All the complexity in this proposal is the serialisation/deserialisation which is about the same amount of work if it's pkcs#11 or some custom thing.

Custom API: Pro: Marginally simpler to implement. Pro: If the webserver fork()'s it by default, then more users get the benefit for the case that you can read the webserver memory. Con: Doesn't protect against attacks that can read files readably by the webserver. Con: Becomes complicated when you want to move to a real HSM. Con: Isn't reusable between webservers, let alone for your mail server, xmpp server, webbrowsers, ssh clients and so on.

Using PKCS#11: Pro: Can start with a PKCS#11 softhsm running as a seperate user today, migrate to hardware HSM with little change tomorrow. Pro: Reusable across multiple webservers, already usable by browsers and ssh clients. Pro: A well defined, maintained, open standard with a wide variety of implementations that already exist. Con: Slightly more complex than a custom protocol, but I'd argue that the custom protocol would grow to cover at least what PKCS#11 supports.
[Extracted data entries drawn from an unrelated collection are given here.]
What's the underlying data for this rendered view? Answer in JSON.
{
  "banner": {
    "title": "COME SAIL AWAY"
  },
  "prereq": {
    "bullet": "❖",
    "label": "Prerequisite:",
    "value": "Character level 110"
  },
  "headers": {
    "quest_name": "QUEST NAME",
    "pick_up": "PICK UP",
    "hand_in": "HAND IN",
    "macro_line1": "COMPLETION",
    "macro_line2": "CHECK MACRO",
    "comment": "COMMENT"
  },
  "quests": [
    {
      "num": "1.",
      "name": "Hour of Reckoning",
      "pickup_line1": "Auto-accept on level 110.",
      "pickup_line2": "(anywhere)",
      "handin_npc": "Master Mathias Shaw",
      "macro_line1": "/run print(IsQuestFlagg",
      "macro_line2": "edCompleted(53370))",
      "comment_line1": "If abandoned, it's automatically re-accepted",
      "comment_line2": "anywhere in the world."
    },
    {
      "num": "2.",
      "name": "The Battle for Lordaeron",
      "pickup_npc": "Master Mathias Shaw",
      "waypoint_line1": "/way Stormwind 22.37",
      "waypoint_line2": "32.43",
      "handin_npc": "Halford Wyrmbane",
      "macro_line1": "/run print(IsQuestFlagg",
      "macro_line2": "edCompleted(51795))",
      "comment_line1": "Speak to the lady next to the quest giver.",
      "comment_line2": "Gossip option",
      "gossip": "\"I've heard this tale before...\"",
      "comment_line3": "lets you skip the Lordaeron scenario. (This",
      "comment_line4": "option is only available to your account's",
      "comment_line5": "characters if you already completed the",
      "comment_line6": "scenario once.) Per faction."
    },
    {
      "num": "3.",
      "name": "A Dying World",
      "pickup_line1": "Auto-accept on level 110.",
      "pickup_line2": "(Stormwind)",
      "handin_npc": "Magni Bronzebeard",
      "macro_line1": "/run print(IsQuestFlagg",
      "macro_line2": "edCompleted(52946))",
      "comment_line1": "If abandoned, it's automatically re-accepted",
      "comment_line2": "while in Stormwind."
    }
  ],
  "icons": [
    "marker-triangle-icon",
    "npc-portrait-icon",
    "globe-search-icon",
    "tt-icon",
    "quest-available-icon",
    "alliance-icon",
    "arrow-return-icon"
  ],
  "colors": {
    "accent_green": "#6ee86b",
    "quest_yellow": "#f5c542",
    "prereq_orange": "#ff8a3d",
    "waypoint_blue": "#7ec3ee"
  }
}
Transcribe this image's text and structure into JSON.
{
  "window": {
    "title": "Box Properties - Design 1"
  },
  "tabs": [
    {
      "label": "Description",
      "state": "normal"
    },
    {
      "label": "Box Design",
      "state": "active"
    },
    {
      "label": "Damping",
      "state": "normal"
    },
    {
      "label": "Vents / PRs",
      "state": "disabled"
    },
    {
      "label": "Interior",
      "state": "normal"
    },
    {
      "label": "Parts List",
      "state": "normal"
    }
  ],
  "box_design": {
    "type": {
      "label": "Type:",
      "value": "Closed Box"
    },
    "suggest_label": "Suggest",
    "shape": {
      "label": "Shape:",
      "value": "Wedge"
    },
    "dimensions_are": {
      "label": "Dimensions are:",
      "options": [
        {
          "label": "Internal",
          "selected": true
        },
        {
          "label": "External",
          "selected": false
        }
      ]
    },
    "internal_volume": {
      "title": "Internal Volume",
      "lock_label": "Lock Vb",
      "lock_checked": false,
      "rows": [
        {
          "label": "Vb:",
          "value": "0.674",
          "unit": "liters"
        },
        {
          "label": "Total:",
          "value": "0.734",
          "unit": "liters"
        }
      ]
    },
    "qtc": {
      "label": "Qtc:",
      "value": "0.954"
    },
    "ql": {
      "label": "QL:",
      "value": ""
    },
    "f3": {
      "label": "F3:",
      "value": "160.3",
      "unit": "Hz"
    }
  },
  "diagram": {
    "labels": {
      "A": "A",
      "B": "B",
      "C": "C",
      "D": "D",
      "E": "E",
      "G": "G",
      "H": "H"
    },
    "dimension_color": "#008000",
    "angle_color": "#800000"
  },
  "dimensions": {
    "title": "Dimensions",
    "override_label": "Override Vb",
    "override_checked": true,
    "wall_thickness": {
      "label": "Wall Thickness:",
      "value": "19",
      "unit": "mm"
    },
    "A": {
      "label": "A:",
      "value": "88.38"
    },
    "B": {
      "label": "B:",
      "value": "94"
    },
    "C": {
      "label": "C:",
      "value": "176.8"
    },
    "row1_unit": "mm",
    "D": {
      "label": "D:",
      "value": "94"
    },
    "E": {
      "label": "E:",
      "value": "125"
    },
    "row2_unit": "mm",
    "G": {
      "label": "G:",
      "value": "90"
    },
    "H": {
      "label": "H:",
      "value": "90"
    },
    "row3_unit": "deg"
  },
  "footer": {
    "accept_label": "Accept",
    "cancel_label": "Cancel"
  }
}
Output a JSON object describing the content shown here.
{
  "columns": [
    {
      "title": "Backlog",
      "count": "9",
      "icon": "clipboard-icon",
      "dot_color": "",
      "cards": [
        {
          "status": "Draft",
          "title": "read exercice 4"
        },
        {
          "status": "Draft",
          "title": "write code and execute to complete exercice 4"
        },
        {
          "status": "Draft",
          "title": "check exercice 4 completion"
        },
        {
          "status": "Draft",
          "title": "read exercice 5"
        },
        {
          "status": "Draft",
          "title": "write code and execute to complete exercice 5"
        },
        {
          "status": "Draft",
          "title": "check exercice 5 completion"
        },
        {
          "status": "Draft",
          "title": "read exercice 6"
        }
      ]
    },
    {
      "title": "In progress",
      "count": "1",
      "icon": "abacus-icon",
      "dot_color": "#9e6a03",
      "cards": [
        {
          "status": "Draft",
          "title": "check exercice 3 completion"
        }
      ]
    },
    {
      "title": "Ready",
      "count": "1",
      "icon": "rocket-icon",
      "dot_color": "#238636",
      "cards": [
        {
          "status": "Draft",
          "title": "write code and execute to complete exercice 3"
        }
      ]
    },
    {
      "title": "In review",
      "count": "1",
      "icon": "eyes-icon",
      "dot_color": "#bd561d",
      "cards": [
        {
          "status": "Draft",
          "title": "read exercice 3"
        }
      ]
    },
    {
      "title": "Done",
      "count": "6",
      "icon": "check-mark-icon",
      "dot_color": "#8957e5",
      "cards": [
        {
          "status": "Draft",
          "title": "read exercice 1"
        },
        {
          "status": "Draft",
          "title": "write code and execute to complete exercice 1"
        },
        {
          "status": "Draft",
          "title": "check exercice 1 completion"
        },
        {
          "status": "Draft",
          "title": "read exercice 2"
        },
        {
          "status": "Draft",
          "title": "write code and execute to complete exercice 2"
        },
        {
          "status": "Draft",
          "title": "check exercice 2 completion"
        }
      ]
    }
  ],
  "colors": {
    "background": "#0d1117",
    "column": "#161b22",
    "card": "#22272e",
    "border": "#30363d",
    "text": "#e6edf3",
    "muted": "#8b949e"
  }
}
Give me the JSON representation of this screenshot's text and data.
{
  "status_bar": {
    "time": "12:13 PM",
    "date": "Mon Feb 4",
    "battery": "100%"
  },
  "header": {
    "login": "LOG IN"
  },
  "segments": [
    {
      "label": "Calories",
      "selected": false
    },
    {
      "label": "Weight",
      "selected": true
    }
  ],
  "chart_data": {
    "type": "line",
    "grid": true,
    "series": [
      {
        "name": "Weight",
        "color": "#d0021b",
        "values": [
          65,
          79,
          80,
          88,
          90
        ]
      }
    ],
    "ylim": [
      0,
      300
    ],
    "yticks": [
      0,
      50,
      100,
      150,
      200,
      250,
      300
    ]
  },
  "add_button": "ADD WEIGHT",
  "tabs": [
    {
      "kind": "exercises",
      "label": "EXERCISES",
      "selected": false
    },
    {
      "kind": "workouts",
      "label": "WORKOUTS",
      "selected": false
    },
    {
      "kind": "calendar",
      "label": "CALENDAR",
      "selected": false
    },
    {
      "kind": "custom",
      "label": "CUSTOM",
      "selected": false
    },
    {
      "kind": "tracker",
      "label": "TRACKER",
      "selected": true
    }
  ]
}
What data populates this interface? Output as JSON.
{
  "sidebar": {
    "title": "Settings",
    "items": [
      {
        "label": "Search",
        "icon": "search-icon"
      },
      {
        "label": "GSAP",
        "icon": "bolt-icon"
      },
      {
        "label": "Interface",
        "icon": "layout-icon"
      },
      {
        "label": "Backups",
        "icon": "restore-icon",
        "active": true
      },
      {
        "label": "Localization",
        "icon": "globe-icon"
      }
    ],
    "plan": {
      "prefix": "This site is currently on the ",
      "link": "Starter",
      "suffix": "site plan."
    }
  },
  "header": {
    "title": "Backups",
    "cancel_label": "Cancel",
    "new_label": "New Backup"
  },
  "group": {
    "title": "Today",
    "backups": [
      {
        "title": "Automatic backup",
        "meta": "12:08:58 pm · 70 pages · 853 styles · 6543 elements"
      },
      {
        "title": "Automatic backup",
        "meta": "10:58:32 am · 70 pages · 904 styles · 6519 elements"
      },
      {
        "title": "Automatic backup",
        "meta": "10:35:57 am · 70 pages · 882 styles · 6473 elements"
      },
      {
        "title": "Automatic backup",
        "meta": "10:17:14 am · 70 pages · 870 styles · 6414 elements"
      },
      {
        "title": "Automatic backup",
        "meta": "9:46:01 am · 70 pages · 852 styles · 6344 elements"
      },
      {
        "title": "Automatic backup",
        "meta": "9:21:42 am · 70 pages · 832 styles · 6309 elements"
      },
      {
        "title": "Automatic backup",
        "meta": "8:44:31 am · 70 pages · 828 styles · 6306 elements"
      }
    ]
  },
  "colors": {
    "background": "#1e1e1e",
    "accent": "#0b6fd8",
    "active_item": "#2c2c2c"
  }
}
I'm currently investigating using dbus for the protocol, so serialisation/deserialisation is mostly taken care of.

Am I missing some Pro for a custom protocol?



>Con: Doesn't protect against attacks that can read files readably by the webserver.

This isn't a con for the custom API, it's a con for a forking solution instead of a serialization between two different users.

If PKCS#11 is indeed a good fit for that protocol then it's indeed a much better solution that something custom for the reasons you mention. Good luck with the implementation.